7 das Recht (pꜣ mꜣꜥ): Edwards hat offenbar diese Stelle zu mꜣꜥ.t emendiert. Er übersetzt kommentarlos „declare right“ (Edwards, HPBM 4, Bd. 1, 75) und im Index findet man die Stelle unter mꜣꜥ.t (Edwards, HPBM 4, Bd. 1, 123). Er geht offenbar davon aus, dass die Tendenz, die feminine Endung nicht zu schreiben, hier den Schreiber veranlasst hat, den falschen Artikel zu schreiben. Doch könnte es für diese Formulierung auch eine andere Erklärung geben? Für ein Substantiv mꜣꜥ „Recht“ konnte ich – auch im juristischen Kontext – keine weiteren Anhaltspunkte finden. Möglicherweise handelt es sich aber um einen substantivierten Infinitiv. Im Demotischen kann das Verbum mꜣꜥ ganz konkret ein nach Aktenlage bzw. durch Prozess geklärtes „im Recht sein“ bzw. „Recht haben“ bedeuten, s. EDG 149; CDD M, 25; Lippert, Ein demotisches juristisches Lehrbuch, 63.
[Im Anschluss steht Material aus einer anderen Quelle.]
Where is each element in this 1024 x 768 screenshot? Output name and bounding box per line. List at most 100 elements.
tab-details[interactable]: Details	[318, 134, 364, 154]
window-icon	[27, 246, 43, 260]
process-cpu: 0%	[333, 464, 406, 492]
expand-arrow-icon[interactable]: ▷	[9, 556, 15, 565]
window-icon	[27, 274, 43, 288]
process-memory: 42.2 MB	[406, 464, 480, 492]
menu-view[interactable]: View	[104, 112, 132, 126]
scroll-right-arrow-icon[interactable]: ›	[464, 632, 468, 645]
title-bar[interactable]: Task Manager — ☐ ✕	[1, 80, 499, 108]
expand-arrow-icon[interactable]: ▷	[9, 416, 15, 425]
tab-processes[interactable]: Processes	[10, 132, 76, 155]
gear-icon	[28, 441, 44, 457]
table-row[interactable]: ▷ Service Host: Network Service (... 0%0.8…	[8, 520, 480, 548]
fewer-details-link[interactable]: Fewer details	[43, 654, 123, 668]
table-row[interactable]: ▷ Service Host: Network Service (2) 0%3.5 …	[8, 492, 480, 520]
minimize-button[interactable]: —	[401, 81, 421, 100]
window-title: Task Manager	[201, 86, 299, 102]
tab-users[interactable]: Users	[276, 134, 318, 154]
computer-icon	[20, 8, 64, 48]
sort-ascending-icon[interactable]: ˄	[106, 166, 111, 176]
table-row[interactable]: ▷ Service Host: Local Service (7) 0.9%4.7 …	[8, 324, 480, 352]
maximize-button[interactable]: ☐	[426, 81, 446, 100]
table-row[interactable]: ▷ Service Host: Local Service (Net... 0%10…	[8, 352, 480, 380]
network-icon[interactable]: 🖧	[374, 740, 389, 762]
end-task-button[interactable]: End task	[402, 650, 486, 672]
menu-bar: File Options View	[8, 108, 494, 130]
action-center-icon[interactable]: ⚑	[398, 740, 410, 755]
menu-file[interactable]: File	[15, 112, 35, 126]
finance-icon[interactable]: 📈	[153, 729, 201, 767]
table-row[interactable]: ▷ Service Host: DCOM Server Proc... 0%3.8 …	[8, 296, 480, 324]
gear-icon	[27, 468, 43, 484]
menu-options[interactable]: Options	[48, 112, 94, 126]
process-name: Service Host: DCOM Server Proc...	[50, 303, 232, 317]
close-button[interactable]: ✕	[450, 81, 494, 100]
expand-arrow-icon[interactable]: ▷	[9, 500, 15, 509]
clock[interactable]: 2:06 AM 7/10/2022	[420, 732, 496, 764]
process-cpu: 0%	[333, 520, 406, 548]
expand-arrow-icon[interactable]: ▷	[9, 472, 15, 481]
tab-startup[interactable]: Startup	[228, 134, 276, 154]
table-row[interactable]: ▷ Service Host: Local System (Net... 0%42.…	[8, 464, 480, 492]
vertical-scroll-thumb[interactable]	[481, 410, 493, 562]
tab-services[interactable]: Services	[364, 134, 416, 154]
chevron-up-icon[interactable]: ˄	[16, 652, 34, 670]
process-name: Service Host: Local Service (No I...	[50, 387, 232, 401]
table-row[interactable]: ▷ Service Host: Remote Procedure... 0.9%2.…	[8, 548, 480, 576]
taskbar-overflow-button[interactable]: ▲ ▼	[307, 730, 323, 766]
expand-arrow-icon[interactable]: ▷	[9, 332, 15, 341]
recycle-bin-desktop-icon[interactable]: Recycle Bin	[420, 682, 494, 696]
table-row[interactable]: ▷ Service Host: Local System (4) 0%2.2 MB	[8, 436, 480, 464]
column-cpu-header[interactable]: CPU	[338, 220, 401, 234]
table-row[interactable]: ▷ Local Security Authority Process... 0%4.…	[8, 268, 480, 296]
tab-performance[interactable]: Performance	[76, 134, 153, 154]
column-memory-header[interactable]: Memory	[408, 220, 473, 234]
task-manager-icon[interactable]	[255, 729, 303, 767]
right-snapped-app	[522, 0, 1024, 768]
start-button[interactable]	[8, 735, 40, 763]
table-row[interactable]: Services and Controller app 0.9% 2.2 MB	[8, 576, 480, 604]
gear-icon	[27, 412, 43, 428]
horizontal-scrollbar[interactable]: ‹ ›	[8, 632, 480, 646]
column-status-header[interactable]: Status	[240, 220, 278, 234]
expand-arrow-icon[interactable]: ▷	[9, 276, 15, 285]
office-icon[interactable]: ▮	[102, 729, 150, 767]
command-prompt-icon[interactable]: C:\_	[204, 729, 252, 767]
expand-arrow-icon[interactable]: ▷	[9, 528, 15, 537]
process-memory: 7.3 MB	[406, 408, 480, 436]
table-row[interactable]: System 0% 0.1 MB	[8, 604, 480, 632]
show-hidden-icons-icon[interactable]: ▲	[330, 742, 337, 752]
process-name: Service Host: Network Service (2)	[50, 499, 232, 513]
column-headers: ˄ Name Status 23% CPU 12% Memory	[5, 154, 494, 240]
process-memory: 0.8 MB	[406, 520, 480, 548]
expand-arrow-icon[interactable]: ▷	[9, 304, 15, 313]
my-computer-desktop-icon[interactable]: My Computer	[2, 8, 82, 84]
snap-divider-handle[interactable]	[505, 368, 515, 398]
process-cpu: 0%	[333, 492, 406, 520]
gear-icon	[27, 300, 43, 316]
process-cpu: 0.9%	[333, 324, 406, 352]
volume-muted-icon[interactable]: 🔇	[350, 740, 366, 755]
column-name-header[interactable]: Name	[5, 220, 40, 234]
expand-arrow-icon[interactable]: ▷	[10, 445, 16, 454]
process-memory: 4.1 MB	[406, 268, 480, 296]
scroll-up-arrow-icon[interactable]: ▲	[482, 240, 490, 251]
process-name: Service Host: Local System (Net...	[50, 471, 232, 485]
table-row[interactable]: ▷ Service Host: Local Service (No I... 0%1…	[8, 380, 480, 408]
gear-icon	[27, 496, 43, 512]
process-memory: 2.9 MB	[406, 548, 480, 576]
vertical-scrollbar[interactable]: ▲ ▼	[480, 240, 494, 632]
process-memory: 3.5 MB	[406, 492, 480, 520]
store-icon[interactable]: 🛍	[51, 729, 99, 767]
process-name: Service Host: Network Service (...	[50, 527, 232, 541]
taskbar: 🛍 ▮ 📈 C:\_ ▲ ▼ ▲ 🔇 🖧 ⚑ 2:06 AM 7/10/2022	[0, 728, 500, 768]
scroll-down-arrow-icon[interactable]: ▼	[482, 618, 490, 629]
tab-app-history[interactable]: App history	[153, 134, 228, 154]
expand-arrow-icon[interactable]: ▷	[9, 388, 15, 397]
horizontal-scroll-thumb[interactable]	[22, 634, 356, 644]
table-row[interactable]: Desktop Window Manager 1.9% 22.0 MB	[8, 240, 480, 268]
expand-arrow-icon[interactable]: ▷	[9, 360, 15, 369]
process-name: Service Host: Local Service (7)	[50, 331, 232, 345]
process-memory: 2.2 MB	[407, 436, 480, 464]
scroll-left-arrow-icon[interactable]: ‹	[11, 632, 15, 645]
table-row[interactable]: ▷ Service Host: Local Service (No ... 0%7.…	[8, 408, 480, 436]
8 Dieses Versprechen ist schwierig zu verstehen und scheint irgendwie korrupt zu sein, s. Edwards, HPBM 4, Bd. 1, 75–76 [54–55]. Die Lesung von jni̯ sw ist recht deutlich, doch ist nicht zu verstehen, wer oder was zu oder gegen die aufgezählten Körperteile gebracht werden soll und wer diese Handlung vornimmt. Zudem ist mit dem letztgenannten Köperteil, das nach Edwards als k(n)s (Wb 5, 134.7–8; MedWb 907) zu identifizieren ist, deutlich, dass der Schreiber an dieser Stelle durcheinandergekommen sein muss. Die Schreibung ist seltsam für k(n)s und der Begriff bezeichnet zudem ausschließlich die weibliche Schamgegend. Dadurch erklären sich auch die doppelt gesetzten Suffixpronomen, da anzunehmen ist, dass der Schreiber automatisch das feminine Suffix geschrieben hat und dann, ohne den (Un-)Sinn weiter zu reflektieren, einfach das maskuline Suffix angefügt hat. Ungewöhnlich ist auch die Klassifikation durch die Haarlocke (D3), die eher an eine Schreibung von gs „trauern“ (Wb 5,191) denken lässt, was im vorliegenden Kontext allerdings ebenfalls unpassend wäre. Da es in den anderen Textzeugen kein vergleichbares Versprechen gibt, ist eine bessere Deutung nicht möglich.
9 das die Menschen gut 〈befinden〉 (n.tj rmṯ.pl (ḥr) 〈ḏd〉 nfr jm =w): Ergänzungsvorschlag nach Edwards, HPBM 4, Bd. 1, 76 [58].